If you take the grams of sugar listed on a nutritional label and divide by four, you get the number of teaspoons of refined sugar or table sugar. The USDA recommends no more than 10 teaspoons of sugar per day for adults and 6 per day for children 2 years of age and older. Infants’ taste buds are designed to crave fat and sugar in breastmilk; their rapid growth requires more calories. Unfortunately, this sweet tooth can remain until puberty, resulting in children having very limited palates. Here are some tips for limiting sugar intake during these years:

  • Eliminate juice, soda, and sports drinks, which can contain up to 50 grams of sugar per drink. Stick to water instead.
  • Replace desserts with fruits and fresh fruit popsicles, low-sugar yogurt, or n’ice cream (see recipe below).
  • Save sweets and treats for special occasions.
  • Keep fresh fruit and vegetables on hand for snacks.
  • Read labels! Just because a cereal says organic and whole grain doesn’t mean it contains less sugar. Try to keep cereal sugar content to less than 6 grams per serving.

Do’s & Don’ts

Don’ts

  • Processed foods including chips, crackers, pasta, and sweets
  • Gluten, dairy, and all table sugar
  • Artificial sweeteners such as saccharin (Sweet’n Low), aspartame (Equal), sucralose (Splenda), and sugar alcohols like xylitol, erythritol, and maltitol, which are difficult to process, causing bloating, gas, and diarrhea
  • Sweeteners such as agave, cane sugar, coconut sugar, and high-fructose corn syrup, which are high on the glycemic index and act like table sugar within the body
  • Sugary drinks, juices, and sodas
  • High-sugar fruits such as mangoes, bananas, grapes, and pineapple

Do’s

  • In place of these sweeteners and artificial sweeteners, use 1 tsp. of raw unfiltered honey, maple syrup, or pure stevia.
  • Keep fruit intake to 1/2 cup of low-sugar fruits such as raspberries, blackberries, strawberries, blueberries, oranges, grapefruit, cantaloupe, and kiwi.
  • Keep starchy vegetables such as potatoes and corn to a minimum (less than 1/4 of your plate).
  • Include as many non-starchy vegetables as you can ( 1/2 to 3/4 of your plate). Good options are broccoli, cauliflower, brussels sprouts, asparagus, celery, cucumber, eggplant, peppers, leafy greens, tomatoes, and zucchini.
  • Aim for 6 oz. of protein per meal. Best choices are lean animal meat like chicken, eggs, and omega-3-rich fish like salmon and tuna. If possible, choose organic produce, pasture-raised organic eggs and poultry, and grass-fed meat.
  • • Healthy fats—such as extra-virgin olive oil, almond butter, and avocados—keep you fuller longer, staving off sugar cravings.

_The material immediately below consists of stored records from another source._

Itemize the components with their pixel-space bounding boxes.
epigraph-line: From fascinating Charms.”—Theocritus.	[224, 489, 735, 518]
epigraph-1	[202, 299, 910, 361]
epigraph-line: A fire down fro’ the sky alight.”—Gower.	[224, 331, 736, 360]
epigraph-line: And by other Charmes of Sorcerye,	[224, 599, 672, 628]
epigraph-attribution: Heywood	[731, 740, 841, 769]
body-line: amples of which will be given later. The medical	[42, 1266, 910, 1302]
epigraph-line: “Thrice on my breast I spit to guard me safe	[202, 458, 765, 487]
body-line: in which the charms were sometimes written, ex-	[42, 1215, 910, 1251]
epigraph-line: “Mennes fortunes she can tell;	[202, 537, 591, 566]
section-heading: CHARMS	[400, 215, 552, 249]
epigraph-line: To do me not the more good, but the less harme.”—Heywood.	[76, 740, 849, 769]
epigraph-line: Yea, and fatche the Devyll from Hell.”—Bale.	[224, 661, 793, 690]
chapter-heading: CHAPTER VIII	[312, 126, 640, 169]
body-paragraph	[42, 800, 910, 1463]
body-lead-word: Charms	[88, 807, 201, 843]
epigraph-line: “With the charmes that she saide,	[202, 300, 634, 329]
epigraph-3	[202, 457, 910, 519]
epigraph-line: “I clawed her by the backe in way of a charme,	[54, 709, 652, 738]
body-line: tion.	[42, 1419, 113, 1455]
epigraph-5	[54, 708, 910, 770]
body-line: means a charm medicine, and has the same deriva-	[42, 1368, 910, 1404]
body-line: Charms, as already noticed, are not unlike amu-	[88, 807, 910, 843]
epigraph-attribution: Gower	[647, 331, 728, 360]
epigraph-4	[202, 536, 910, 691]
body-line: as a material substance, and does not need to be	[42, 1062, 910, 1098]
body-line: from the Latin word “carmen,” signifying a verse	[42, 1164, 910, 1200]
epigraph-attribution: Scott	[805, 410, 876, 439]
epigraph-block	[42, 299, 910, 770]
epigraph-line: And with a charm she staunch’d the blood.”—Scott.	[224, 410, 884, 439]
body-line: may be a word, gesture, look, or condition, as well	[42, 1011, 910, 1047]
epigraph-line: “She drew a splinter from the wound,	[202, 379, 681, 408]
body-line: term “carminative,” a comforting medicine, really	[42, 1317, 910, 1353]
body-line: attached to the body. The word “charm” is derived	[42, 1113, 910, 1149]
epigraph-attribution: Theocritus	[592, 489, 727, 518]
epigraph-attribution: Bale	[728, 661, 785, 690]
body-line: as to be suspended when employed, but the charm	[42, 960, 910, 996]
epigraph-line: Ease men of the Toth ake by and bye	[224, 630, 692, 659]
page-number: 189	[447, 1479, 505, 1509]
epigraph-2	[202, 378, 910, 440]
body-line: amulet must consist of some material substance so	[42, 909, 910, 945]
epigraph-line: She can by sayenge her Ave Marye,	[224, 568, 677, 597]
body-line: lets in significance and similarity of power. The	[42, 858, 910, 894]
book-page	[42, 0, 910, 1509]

Vanilla N’Ice Cream with Stewed Apples Recipe

Free of gluten, dairy, and refined sugar

N’Ice Cream Ingredients

3 frozen bananas

1/2 cup soaked and drained raw cashews (either soaked overnight in enough water to cover or soaked for 1 hour in hot water)

1 tsp. vanilla extract

2 tbsp. almond or cashew milk

Combine all ingredients in a high-speed blender for 1-2 minutes, scraping down the sides as you go. Enjoy as is, or let set in the freezer for 1 hour before scooping.

Stewed Apples Ingredients

1 apple (I love Honeycrisp or Fuji)

1/3 cup water

1/2 tsp. ground cinnamon

Peel and core the apple and slice into wedges, about 1/4 inch thick. Place apple slices, water, and cinnamon into a saucepan or pot. Bring to a boil and then simmer for 3-4 minutes. When water is evaporated, transfer to a bowl and top with n’ice cream.

Note: Although it’s important to avoid high-sugar fruits when trying to beat the addiction to refined sugars, it’s okay to reintroduce moderate amounts once refined sugar has been eliminated. Bananas’ nutritional benefits outweigh their sugar content. They’re rich in vitamin C, potassium, and fiber, which slows the digestion of their sugars and limits the effect on blood-sugar levels and insulin production.